Hi,
Sort of mailing this in as the result of the rantings of quite a few
mates of mine who look after shared hosting boxes.
Would it be acceptable to do up a patch for the mail() function which'll
listen to an ini entry[0] for a logfile to log all mail sent using this
function.
Basically, the reasoning boils down to when some naive user writes a
little bit of a bad script then somebody exploits that nasty script,
there's no way to tell which virtualhost has sent which mail and to whom.
The format I'm thinking of is:
[timestamp] [http_host] [script] [subject] [from]
If I could work out a way to do this as a pecl module, I'd be more than
happy to, but I can't see such a way - If anybody can point me in the
right direction here though, please shout.
I'm more than happy to draft up a patch for this rather than just
talking about it, and I do feel it's an important issue - not least in
order to kill a certain amount of the FUD that I hear about php on this
issue.
[0] I know, ini entries bad - but for this purpose, justified I feel.
I'd like to do two: mail_log = bool & mail_logfile = string.
Opinions? Good or bad?
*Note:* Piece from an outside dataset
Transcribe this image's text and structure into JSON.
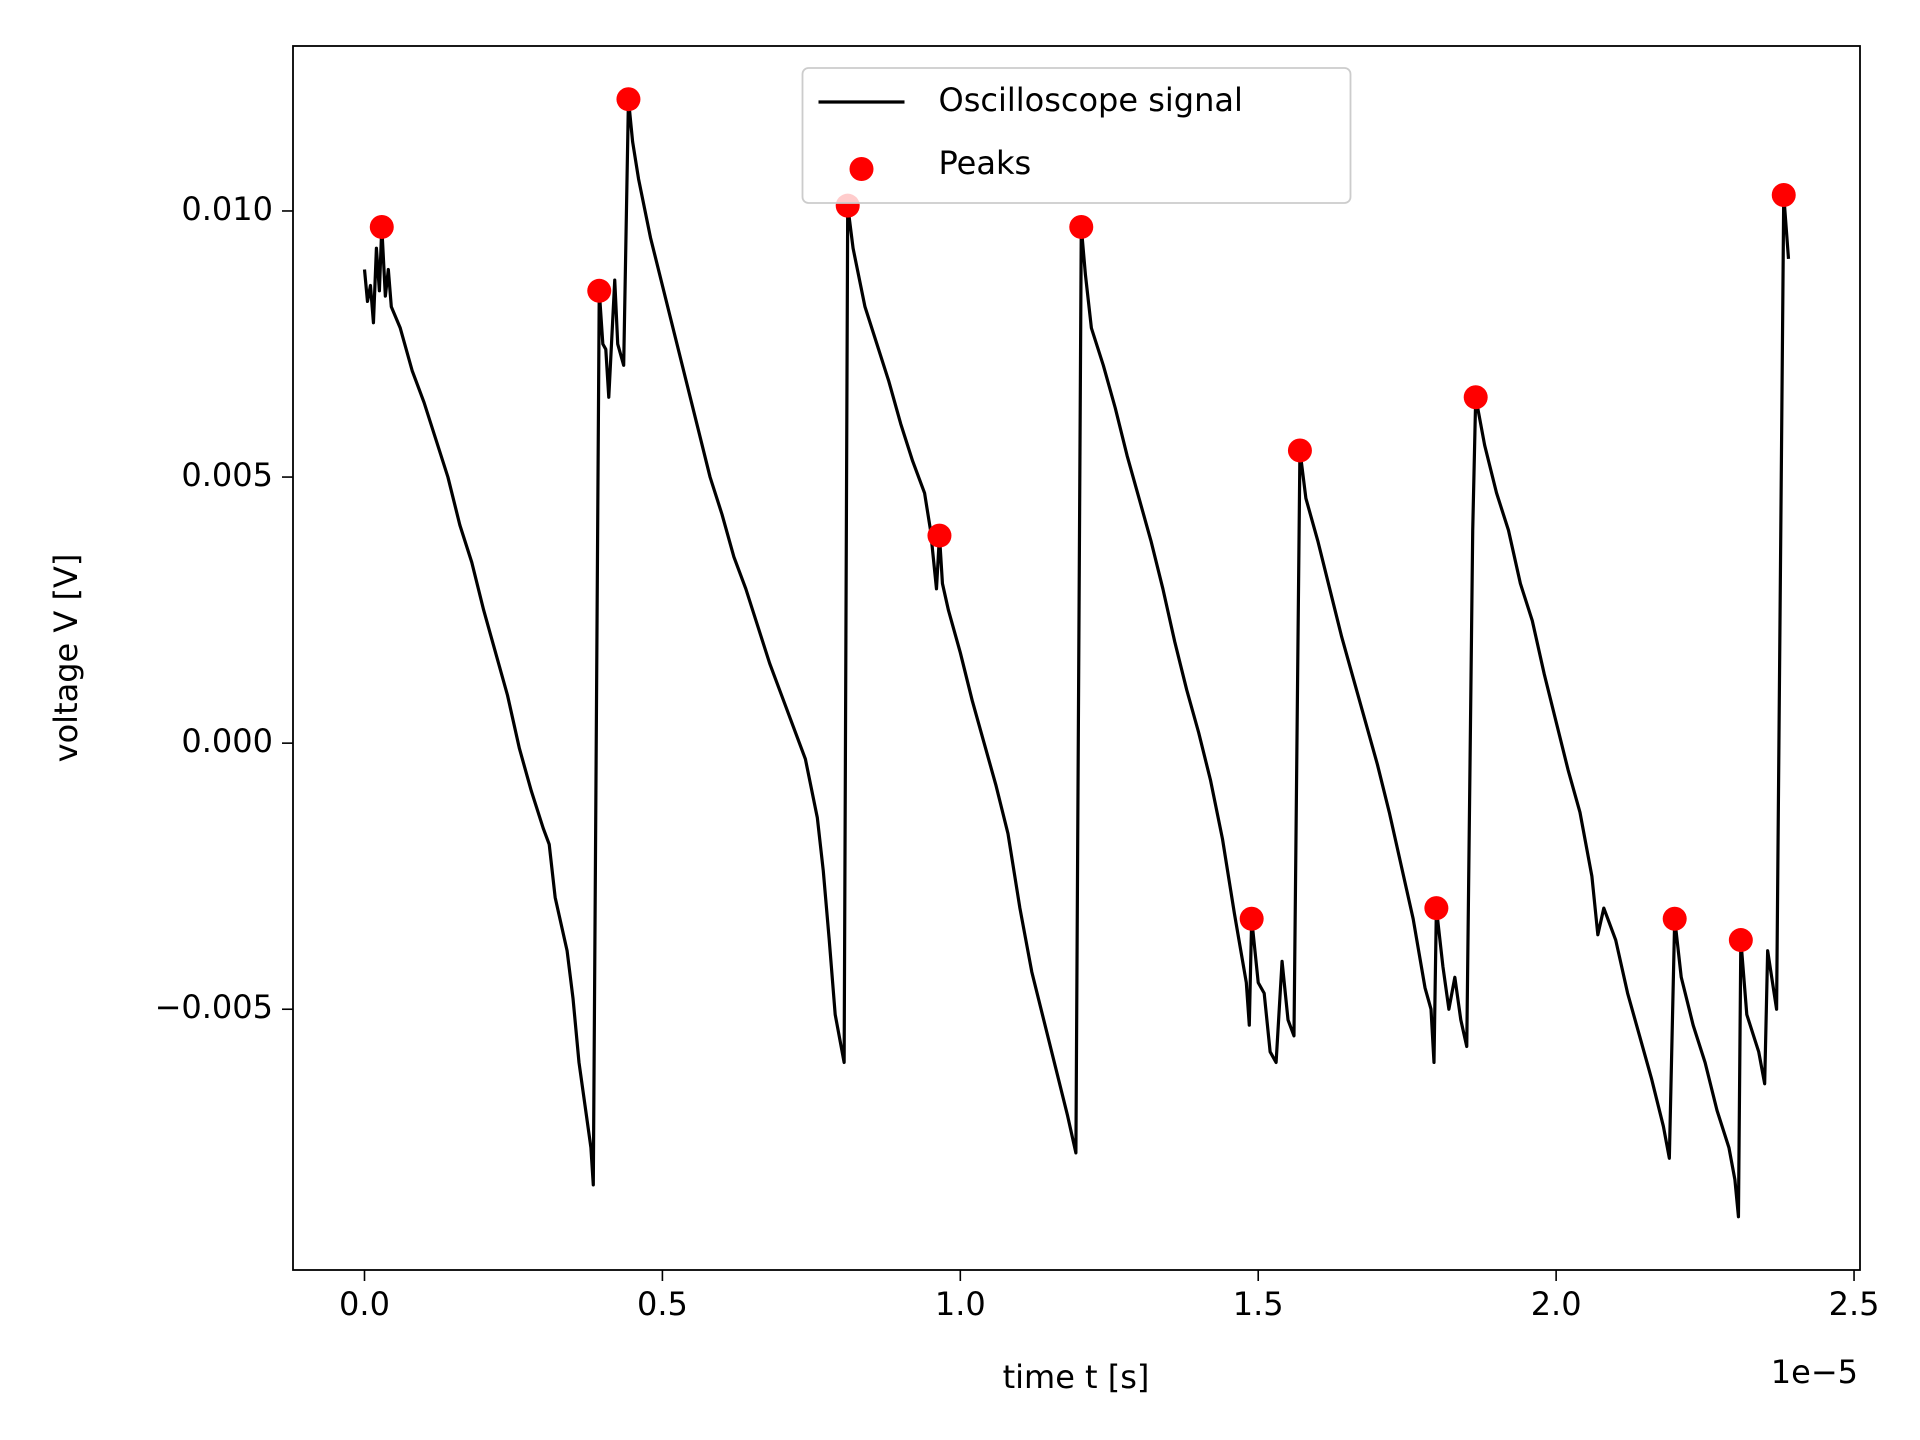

Should I go ahead with doing up a patch or not ?
Cheers.
--
Gareth Ardron
Gareth Ardron wrote:
Hi,
Sort of mailing this in as the result of the rantings of quite a few
mates of mine who look after shared hosting boxes.Would it be acceptable to do up a patch for the
mail()function which'll
listen to an ini entry[0] for a logfile to log all mail sent using this
function.
You can do this in "admin-space":
http://blog.phpdoc.info/archives/20-mail-replacement-a-better-hack.html
True, it doesn't prevent the user from ini_set()ing, but unless you're
blocking the socket functions, the user can get around this anyway.
S
Sean Coates wrote:
Gareth Ardron wrote:
Hi,
Sort of mailing this in as the result of the rantings of quite a few
mates of mine who look after shared hosting boxes.Would it be acceptable to do up a patch for the
mail()function which'll
listen to an ini entry[0] for a logfile to log all mail sent using this
function.You can do this in "admin-space":
http://blog.phpdoc.info/archives/20-mail-replacement-a-better-hack.htmlTrue, it doesn't prevent the user from
ini_set()ing, but unless you're
blocking the socket functions, the user can get around this anyway.
I do like that, and I agree that it works when people put a modicum of
thought into stuff - unfortunatly, most of the admins I know at least
just install, set up php.ini and leave it. This is the problem, the
admin's are as useless as the users they so readily poke fun at, but if
there's a nice easy way to get it working, so much the better.